Dans un entretien accordé à l'AFP, Laure Beccuau, procureure de Paris, a exprimé ses inquiétudes face à l’émergence de comportements mafieux sur le territoire. Selon elle, bien que la France ne soit pas soumise au phénomène mafieux traditionnel, des indicateurs alarmants émergent.
Après l'instauration du Parquet national anticriminalité organisée (Pnaco) en janvier, qui gère les affaires les plus complexes, le parquet de Paris continue de se mobiliser pour combattre la criminalité organisée, notamment en Île-de-France. Beccuau a déclaré : "Nous faisons face à des clignotants, notamment des actes de violence révélateurs d'une pensée mafieuse."
Question : Craignez-vous la montée de phénomènes mafieux ?

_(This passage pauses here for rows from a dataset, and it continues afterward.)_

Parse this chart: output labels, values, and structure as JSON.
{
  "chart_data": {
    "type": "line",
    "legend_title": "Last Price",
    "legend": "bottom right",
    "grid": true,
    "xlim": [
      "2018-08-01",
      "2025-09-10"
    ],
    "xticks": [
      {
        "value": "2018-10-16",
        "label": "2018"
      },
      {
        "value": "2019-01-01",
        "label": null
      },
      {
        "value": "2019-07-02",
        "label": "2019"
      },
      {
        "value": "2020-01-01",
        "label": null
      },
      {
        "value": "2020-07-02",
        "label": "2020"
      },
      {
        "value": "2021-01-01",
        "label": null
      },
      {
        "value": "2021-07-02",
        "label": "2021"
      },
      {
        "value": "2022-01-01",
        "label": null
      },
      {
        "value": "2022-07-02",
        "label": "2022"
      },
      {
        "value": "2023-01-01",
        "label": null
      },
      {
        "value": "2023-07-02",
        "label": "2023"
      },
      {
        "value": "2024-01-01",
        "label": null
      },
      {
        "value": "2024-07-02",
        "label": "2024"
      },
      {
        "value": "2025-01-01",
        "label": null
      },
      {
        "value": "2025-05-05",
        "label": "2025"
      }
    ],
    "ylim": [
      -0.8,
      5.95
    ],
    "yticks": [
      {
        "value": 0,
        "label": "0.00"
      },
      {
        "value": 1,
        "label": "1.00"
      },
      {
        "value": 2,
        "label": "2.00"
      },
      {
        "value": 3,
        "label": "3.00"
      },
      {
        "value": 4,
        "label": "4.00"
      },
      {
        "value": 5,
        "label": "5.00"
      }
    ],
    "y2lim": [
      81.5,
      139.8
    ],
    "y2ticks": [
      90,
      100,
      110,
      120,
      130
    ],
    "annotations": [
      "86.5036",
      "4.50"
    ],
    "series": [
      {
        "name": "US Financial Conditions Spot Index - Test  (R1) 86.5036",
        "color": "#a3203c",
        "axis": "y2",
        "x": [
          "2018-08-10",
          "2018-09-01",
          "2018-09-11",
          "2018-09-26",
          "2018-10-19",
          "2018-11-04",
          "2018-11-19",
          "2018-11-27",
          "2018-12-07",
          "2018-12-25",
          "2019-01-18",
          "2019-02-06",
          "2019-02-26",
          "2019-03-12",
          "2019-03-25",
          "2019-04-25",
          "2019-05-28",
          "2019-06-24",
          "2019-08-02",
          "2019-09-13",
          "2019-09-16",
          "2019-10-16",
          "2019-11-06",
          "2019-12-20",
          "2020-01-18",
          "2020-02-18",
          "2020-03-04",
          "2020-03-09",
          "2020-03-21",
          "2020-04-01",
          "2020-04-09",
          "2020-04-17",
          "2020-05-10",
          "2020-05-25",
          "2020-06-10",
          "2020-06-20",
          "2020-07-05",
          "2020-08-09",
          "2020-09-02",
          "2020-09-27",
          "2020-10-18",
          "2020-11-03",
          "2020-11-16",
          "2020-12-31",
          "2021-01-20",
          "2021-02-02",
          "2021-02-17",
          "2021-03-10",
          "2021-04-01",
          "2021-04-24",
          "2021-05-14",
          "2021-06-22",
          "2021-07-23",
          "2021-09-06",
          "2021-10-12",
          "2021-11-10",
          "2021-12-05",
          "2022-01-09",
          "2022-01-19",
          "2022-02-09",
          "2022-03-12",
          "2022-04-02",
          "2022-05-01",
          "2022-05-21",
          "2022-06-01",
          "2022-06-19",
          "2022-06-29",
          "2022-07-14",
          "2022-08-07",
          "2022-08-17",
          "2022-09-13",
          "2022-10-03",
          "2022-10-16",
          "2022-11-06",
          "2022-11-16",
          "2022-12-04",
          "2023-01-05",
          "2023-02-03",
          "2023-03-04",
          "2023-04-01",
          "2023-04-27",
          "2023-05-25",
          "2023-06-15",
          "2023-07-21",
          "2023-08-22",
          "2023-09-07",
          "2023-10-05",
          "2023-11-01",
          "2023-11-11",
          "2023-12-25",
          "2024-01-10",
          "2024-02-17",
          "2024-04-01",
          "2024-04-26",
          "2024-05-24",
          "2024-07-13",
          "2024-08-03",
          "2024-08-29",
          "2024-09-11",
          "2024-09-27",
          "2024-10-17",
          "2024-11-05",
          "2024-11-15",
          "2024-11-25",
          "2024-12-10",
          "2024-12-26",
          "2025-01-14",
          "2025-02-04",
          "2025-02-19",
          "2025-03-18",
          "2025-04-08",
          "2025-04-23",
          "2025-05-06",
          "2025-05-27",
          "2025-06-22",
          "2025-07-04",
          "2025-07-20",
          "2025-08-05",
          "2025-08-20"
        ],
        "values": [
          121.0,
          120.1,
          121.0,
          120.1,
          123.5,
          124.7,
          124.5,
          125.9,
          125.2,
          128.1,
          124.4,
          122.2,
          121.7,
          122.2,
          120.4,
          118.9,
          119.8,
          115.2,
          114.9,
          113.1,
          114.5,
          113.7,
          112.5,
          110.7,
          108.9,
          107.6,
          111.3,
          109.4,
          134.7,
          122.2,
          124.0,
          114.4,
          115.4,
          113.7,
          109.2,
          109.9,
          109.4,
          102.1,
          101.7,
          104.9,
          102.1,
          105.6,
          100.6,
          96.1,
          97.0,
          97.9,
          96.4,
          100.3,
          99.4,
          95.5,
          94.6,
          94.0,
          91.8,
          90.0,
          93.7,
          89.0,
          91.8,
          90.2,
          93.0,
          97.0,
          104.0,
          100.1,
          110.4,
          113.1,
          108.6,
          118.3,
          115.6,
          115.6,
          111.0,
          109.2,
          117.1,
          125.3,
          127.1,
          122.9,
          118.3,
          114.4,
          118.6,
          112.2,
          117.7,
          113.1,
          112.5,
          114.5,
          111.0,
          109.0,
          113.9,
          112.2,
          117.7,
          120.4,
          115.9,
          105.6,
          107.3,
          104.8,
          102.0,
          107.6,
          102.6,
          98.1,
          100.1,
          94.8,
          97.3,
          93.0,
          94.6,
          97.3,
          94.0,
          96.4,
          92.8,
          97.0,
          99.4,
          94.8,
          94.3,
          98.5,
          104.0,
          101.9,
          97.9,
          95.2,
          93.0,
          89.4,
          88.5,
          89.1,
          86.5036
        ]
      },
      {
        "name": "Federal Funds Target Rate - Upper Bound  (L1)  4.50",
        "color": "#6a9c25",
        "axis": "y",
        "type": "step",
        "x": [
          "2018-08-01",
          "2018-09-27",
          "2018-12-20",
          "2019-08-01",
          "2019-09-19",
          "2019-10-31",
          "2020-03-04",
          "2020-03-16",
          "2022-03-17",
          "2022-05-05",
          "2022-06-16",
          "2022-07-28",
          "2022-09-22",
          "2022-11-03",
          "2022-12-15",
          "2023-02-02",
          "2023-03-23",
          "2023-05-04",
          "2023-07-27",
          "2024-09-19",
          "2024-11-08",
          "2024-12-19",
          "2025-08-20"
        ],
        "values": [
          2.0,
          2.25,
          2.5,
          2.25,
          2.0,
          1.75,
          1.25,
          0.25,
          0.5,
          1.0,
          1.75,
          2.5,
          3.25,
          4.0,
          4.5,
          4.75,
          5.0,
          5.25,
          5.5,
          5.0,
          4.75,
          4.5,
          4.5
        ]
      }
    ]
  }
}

Réponse : "Nous n'avons pas encore de structures mafieuses françaises comparables aux mafias italiennes, mais la pensée mafieuse se fait sentir. L'assassinat de Mehdi Kessaci, par exemple, souligne cette tension. C'est un signe inquiétant de l’évolution des rapports sociaux dans certaines zones. Une fois que la mafia s'implante, elle devient une référence inéluctable pour beaucoup d'habitants, qui la considèrent comme un recours pour l'emploi et la sécurité, formant ainsi une contre-société."
Q : Où en sommes-nous ?
R : Bien que nous ne soyons pas à un stade critique, il existe des indicateurs. Nous avons observé des cas où des trafiquants de drogue se substituent aux autorités en matière de soutien social, de l'aide aux personnes âgées à la fourniture d'emplois. Ce phénomène s'est déjà manifesté dans des régions telles que la Seine-Saint-Denis. L'introduction d'une nouvelle loi en 2025 permet de condamner la participation à des organisations criminelles, renforçant notre arsenal législatif pour freiner l'expansion de telles entités.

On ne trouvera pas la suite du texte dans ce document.